Big opportunity coming for emerging players in the GPU market.

[–] frezik@lemmy.blahaj.zone 4 points 16 hours ago (1 children)

DRAM shortages affect everything. There's no wiggling out of that through alternative GPUs.

[–] luciole@beehaw.org 1 points 9 hours ago

If the big two completely abandon the low-mid market Intel, Lisuan, Moore Thread or whatever might put the little DRAM they manage to grab on that orphaned market. A large proportion of gamers aren't into buying 2000$ GPUs. Those companies might not succeed right away but they've been cooking for a while already so I wonder.
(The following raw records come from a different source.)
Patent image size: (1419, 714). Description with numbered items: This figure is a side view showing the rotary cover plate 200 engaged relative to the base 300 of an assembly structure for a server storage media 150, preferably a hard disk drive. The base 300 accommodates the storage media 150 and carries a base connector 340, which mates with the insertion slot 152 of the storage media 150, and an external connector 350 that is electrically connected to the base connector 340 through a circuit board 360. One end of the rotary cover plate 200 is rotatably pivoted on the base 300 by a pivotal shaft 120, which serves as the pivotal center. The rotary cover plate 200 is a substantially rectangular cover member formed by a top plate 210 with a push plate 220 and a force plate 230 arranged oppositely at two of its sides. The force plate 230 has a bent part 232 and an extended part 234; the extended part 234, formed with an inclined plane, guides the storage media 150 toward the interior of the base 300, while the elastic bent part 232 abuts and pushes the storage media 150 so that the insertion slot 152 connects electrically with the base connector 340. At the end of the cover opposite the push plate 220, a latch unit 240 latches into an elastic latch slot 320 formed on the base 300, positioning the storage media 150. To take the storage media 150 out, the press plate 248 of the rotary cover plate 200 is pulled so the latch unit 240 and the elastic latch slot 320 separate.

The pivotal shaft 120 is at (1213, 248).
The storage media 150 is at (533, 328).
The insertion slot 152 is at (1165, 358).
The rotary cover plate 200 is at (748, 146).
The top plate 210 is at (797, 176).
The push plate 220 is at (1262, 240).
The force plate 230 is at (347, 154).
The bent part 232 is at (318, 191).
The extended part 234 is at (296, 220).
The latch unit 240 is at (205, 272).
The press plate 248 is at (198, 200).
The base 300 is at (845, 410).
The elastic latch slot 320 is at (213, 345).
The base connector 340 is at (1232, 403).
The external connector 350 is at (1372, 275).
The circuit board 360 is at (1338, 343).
[–] DdCno1@beehaw.org 14 points 22 hours ago (1 children)

What emerging players? You can't just whip up a competitive GPU in a jiffy, even if you have Intel money.

Also, unless they are from a different planet that has its own independent supply chain, they'd have to deal with the very same memory shortage and the very same foundries that are booked out for years.

[–] humanspiral@lemmy.ca 5 points 20 hours ago

Chinese emerging players who are shut out from tsmc/taiwan/ROK chips and memory sources.